The Path Forward: How the EU Can Improve
In SERN, we have analysed the EIS report and the performance of the EU regions and Member States. We are aware of the effort that the key innovation stakeholders and the European Union are making. However, we believe that there is room to improve, and here we propose some lines in which the EU must focus in the next 3 years to reduce innovation disparities and strengthen its global standing. Because the EIS 2025 is not just a report; it’s a “call for action”. Europe’s future prosperity hinges on its ability to innovate, boost competitiveness, and drive sustainability.
- Closing the Global Gap: The EU has improved, but its growth has been slowing down.

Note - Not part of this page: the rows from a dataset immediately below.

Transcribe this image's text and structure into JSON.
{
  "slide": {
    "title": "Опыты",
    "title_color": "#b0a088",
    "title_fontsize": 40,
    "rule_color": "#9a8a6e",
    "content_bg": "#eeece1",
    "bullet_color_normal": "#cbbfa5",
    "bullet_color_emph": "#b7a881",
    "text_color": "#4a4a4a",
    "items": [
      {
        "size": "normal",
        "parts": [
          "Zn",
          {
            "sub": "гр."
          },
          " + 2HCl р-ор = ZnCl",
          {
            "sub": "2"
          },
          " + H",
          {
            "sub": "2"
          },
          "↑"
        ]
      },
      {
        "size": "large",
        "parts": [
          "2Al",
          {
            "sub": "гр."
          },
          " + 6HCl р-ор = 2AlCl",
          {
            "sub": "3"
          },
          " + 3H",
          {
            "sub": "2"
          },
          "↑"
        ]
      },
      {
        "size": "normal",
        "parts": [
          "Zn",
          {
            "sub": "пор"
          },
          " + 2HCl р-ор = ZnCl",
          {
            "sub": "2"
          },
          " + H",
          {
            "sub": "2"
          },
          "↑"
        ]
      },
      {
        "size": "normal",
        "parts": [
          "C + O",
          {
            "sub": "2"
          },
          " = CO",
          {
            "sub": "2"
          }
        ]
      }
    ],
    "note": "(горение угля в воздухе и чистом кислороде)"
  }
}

The EU is still lagging behind global competitors like South Korea and China, with China making a significant leap to an equal second place globally. The EU’s weaknesses include a lack of access to venture capital and a need for greater R&D investment.

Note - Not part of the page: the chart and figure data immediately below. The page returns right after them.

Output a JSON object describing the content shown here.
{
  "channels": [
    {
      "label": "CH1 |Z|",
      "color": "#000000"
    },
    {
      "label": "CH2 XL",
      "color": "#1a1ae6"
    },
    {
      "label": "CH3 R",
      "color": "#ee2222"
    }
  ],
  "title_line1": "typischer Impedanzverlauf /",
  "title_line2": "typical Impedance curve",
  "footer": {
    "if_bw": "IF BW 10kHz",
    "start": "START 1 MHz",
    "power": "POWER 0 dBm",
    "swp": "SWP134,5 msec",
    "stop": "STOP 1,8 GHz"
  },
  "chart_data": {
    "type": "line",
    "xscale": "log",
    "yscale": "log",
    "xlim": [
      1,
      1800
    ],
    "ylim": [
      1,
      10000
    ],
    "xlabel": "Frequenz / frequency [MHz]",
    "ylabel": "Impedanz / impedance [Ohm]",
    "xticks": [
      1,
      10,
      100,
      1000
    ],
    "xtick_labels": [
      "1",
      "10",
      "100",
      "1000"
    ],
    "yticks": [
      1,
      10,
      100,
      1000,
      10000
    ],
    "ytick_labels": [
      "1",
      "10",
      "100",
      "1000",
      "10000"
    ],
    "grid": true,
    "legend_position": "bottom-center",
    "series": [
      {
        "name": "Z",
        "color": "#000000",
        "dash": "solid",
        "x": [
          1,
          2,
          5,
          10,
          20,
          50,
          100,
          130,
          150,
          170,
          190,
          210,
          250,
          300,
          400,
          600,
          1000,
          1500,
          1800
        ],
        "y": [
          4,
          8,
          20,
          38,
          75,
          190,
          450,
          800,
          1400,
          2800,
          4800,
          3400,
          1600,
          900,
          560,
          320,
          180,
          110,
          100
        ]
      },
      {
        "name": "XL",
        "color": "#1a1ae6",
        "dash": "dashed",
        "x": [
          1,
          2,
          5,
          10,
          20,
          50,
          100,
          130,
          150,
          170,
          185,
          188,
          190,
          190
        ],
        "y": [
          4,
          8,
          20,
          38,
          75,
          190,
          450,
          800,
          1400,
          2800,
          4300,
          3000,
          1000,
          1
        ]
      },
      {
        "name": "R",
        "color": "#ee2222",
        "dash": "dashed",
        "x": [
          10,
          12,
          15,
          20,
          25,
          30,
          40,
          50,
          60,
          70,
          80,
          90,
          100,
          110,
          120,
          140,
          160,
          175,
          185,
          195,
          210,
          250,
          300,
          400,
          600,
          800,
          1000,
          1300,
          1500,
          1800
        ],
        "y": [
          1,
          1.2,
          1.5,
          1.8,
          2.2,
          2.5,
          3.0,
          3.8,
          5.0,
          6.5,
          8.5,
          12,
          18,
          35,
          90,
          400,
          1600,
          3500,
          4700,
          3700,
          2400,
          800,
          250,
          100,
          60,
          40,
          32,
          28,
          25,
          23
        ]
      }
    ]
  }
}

- A Policy of Cohesion: The EU’s forthcoming Innovation Act is designed to address challenges like regulatory fragmentation and limited access to venture capital. By using the EIS as a benchmark, this act can help modernise research and innovation across the Union, ensuring that no country is left behind. The huge disparities that we find in our continent and with our neighbours will only increase if there is no clear, structured, and powerful cohesion policy.

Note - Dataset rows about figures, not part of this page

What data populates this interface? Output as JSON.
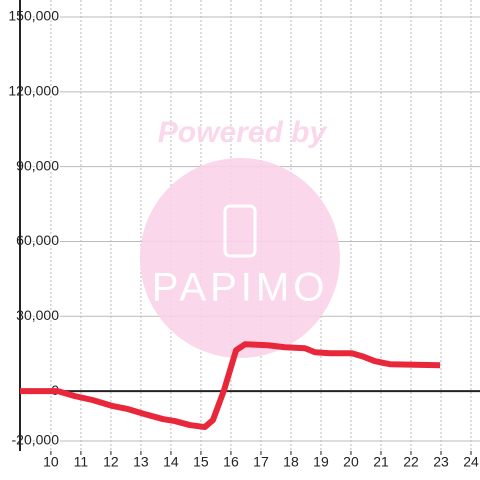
{
  "chart_data": {
    "type": "line",
    "watermark": {
      "title": "Powered by",
      "brand": "PAPIMO"
    },
    "x": [
      8.97,
      10.23,
      10.8,
      11.4,
      12.07,
      12.57,
      13.13,
      13.73,
      14.13,
      14.63,
      15.13,
      15.4,
      15.77,
      16.17,
      16.47,
      17.23,
      17.8,
      18.47,
      18.8,
      19.3,
      20.03,
      20.37,
      20.8,
      21.3,
      22.97
    ],
    "series": [
      {
        "color": "#e8283a",
        "values": [
          0,
          0,
          -2000,
          -3600,
          -6000,
          -7200,
          -9200,
          -11200,
          -12000,
          -13600,
          -14400,
          -11600,
          400,
          16400,
          18800,
          18400,
          17600,
          17200,
          15600,
          15200,
          15200,
          14000,
          12000,
          10800,
          10400
        ]
      }
    ],
    "xlim": [
      8.97,
      24.3
    ],
    "ylim": [
      -24000,
      150000
    ],
    "xticks": [
      10,
      11,
      12,
      13,
      14,
      15,
      16,
      17,
      18,
      19,
      20,
      21,
      22,
      23,
      24
    ],
    "yticks": [
      {
        "value": -20000,
        "label": "-20,000"
      },
      0,
      {
        "value": 30000,
        "label": "30,000"
      },
      {
        "value": 60000,
        "label": "60,000"
      },
      {
        "value": 90000,
        "label": "90,000"
      },
      {
        "value": 120000,
        "label": "120,000"
      },
      {
        "value": 150000,
        "label": "150,000"
      }
    ],
    "grid": true
  }
}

- Strategic Investment in Key Areas: Future policies must focus on strategic autonomy and industrial resilience. The EU is already taking steps through initiatives like the Chips Act and Critical Raw Materials Act to reduce external dependencies and strengthen technological capacity. The forthcoming Startups and Scaleups Strategy is another crucial step, designed to improve conditions for new and growing companies through better access to finance and talent.
- Collaborative Ecosystems: Fostering interconnected innovation ecosystems and improving knowledge transfer from universities and research centers are key to ensuring that Europe’s strong scientific performance translates into market success. This collaboration must specially focus and support the emerging ecosystems. Europe must make a effort to support the innovation ecosystems from the southern and eastern countries.
- Strategic Technologies for Europe Platform (STEP) focuses funding on deep-tech, digital, quantum technologies and clean technologies, while the Chips Act and Critical Raw Materials Act are working to reduce external dependencies and strengthen industrial resilience.